Since October 2017, researchers have been noting the spread of cryptocurrency-mining malware WannaMine, a loose knockoff of the early 2017 WannaCry file-encrypting ransomware.
Large organizations running Windows-based networks have been attacked by the WannaMine worm and, according to industry watchers, no end is in sight.
The core exploit used in WannaCry is a potent US National Security Agency (NSA) software tool released online called EternalBlue. Originally created to make use of vulnerabilities within the Windows environment for the purpose of widespread surveillance, the NSA code is now being leveraged by the WannaMine worm, although with some enhancements.
Cryptocurrency-mining malware acts to take over the resources of a computer or a network for the purpose of generating cryptocurrency, rendering the machines useless for any other task.
Other malware attacks over the past year that made use of the NSA’s EternalBlue tool include NotPetya and Adylkuzz.
Although many servers around the world spreading WannaMine were quickly taken down, the malware continues to replicate.
Recently-published research by Cybereason security chief Amit Serper noted an earlier attack on a Fortune 500 company — a Cybereason client — that was devastated by WannaMine.
According to Serper, the malware infected “dozens of domain controllers and about 2,000 endpoints,” after entering a network through a Windows Server Message Block (SMB) network file sharing protocol server that — despite a massive WannaCry malware alert campaign — had not been patched.
WannaMine, another in a long series of parasitic malware, uses multiple tricks to ensure its continued existence.

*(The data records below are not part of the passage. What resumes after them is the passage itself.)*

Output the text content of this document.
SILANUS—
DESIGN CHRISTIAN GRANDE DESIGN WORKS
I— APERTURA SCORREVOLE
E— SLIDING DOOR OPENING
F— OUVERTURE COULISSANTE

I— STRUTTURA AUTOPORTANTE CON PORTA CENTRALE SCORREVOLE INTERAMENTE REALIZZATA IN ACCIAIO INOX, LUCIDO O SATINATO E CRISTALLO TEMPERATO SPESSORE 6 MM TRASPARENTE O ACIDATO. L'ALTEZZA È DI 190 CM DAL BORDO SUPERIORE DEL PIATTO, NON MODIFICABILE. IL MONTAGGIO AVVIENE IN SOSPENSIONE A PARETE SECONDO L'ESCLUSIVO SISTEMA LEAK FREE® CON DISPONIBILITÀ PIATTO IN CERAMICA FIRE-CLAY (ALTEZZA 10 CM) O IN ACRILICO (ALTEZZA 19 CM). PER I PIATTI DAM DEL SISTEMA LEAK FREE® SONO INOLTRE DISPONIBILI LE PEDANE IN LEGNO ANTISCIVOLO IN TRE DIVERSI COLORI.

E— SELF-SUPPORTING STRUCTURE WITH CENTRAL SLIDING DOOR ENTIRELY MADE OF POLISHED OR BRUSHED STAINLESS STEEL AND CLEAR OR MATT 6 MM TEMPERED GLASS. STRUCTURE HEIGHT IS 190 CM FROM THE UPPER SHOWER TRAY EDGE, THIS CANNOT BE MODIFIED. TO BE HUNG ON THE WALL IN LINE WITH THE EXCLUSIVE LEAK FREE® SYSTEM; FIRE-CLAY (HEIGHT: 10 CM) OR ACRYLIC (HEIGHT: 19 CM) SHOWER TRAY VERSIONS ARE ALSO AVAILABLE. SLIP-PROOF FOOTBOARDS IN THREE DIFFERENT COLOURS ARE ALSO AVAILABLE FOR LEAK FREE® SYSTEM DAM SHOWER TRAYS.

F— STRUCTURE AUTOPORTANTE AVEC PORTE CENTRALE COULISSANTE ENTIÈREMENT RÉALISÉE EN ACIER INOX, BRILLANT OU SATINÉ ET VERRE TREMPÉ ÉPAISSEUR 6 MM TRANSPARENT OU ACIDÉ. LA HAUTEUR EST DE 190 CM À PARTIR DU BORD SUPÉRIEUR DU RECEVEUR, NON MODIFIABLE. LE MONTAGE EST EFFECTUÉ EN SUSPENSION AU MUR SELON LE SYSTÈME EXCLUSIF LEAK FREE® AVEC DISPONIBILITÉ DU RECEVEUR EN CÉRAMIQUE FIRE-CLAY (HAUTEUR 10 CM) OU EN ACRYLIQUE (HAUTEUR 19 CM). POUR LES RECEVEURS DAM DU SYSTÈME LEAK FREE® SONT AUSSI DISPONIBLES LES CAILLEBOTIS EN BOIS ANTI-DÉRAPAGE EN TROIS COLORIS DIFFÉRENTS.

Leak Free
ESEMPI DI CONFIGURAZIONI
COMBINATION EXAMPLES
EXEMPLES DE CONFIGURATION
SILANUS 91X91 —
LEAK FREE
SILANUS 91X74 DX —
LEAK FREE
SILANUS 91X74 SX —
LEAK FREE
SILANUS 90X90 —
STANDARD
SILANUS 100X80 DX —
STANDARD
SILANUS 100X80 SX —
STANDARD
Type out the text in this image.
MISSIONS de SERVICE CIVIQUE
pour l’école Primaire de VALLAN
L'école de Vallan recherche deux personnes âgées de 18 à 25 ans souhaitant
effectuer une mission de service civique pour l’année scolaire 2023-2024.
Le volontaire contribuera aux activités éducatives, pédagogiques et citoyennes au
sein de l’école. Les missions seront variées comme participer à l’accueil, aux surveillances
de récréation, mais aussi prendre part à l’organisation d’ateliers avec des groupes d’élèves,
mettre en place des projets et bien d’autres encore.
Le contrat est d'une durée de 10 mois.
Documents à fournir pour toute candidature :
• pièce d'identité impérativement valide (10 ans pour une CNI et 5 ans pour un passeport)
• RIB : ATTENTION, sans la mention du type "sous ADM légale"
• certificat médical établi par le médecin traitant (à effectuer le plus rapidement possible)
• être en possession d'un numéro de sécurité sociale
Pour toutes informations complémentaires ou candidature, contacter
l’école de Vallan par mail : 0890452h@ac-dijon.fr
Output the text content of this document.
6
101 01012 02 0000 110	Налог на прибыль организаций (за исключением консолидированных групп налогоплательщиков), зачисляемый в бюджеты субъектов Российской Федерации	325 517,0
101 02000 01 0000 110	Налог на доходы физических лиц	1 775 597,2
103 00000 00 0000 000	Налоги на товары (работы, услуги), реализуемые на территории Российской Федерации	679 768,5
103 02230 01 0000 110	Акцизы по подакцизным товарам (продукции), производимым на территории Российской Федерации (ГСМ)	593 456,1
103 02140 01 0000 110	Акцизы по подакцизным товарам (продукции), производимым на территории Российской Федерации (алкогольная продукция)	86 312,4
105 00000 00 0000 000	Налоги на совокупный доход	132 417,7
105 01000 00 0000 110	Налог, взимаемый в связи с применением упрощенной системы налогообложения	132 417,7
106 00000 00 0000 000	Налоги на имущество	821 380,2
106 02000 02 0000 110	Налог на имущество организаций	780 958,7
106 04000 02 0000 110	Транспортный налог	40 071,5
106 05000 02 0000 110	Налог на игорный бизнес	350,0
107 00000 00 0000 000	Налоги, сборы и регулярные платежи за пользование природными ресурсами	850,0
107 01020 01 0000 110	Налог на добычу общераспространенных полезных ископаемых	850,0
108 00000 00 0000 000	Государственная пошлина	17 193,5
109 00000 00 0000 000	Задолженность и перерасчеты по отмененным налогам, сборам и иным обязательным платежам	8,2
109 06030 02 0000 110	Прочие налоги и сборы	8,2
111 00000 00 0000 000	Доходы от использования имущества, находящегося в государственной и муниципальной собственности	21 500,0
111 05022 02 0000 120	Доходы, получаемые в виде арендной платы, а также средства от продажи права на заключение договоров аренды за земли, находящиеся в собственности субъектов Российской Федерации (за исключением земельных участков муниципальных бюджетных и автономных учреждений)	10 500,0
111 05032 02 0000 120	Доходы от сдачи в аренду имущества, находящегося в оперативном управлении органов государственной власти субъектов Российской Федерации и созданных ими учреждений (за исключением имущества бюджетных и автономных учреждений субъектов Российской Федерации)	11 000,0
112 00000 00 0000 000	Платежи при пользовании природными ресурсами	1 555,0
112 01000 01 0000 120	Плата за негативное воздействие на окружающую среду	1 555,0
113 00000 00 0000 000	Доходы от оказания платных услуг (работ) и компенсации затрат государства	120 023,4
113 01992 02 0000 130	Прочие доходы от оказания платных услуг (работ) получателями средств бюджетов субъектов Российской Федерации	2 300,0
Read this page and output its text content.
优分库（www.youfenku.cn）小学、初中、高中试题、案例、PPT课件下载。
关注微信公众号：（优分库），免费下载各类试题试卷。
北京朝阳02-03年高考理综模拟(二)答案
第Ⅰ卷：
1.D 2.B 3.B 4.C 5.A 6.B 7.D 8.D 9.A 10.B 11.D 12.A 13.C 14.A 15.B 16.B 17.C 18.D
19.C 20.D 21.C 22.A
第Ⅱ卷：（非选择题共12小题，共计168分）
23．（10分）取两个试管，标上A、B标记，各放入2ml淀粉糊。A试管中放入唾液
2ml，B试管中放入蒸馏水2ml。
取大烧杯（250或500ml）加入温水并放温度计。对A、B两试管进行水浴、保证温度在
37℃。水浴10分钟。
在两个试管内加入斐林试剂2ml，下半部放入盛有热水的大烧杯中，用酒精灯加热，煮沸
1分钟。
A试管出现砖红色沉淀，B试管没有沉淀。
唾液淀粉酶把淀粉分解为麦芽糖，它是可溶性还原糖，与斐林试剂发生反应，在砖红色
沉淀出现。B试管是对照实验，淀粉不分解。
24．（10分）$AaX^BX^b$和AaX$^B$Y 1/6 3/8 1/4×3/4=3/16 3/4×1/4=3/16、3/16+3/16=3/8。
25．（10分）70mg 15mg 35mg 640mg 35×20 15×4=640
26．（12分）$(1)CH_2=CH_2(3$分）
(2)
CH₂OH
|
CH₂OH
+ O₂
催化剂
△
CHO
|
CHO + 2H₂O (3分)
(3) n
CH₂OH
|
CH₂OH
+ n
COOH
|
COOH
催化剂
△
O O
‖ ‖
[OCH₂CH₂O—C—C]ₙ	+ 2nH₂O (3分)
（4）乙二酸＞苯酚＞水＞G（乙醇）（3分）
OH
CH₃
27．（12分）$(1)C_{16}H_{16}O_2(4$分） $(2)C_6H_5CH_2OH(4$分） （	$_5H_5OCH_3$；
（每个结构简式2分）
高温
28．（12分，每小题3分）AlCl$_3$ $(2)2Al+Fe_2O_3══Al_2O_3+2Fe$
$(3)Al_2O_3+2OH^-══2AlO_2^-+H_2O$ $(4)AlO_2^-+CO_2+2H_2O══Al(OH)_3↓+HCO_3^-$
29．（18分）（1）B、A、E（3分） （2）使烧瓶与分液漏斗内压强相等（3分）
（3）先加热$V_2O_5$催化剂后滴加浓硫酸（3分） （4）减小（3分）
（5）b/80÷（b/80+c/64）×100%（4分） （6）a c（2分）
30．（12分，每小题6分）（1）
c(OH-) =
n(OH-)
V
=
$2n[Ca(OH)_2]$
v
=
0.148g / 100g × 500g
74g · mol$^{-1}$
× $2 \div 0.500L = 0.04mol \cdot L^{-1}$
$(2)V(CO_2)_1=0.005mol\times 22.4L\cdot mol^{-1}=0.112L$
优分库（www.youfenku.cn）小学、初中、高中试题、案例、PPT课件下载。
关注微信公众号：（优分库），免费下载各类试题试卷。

The cryptocurrency-mining worm first establishes a foothold in a computer by downloading itself as an enormous file of base64-encoded text, according to Serper.
“In fact, the downloaded payload is so large […] that it makes most text editors hang and it’s quite impossible to load the entire base64’d string into an interactive ipython session,” he noted, cited by Ars Technica.
Contained within the enormous downloaded malware file is more discrete code, including a credential-stealing tool and an unwieldy Windows.NET compiler used by WannaMine to put together a scanning tool for locating other vulnerable targets within a network.
Any credentials and network data harvested by the scan are quickly used to continue the process by attempting to gain access to other computers and installing additional copies of the worm.
Each time the file successfully infects a new device, it randomly renames itself, making it challenging to identify, much less mitigate.
Once installed on a computer, WannaMine does some interior design manipulation to make its environment homey, first using the Windows Management Instrumentation tool to identify its host as a 32-bit or 64-bit system. Then the software parasite reconfigures itself to be a scheduled process so that a system shutdown does not take it out.
WannaMIne even modifies the power settings of its hardware host to ensure that the computer does not go into sleep mode, thereby guaranteeing uninterrupted cryptocurrency mining. If the unwitting host computer is already rnining cryptocurrency, WannaMine shuts off access to various Internet Protocol ports and simply runs its own miners instead.
Particularly frustrating is the continued use of servers disseminating the worm, including some that were identified a year ago as being sources for WannaMine but remain up and running, according to Ars Technica.
Cybereason security head Serper reported that although he attempted to make contact with every hosting provider that he could identify he has received no response.
Ars Technica provided a list of known WannaMine command and control servers, which we take the liberty of reproducing below so as to safeguard networks from inadvertent download and infection.
22.214.171.124, hosted by Shanghai Anchnet Network Technology Stock Co., Ltd in Shanghai.
126.96.36.199 and 188.8.131.52, both hosted by the DDoS mitigation hosting company Global Frag Servers in Los Angeles (this company also appears to be a Chinese network operator).
184.108.40.206 and 220.127.116.11, both hosted by CloudRadium LLC, a company with a disconnected phone number and a Los Angeles address shared with a number of other hosting and colocation service providers.
18.104.22.168, hosted in the US by CloudInnovation, which claims to be based in South Africa but gives a Seychelles islands address in its network registration.
In its report, Ars Technica noted that none of the organizations listed above responded to its requests for comment.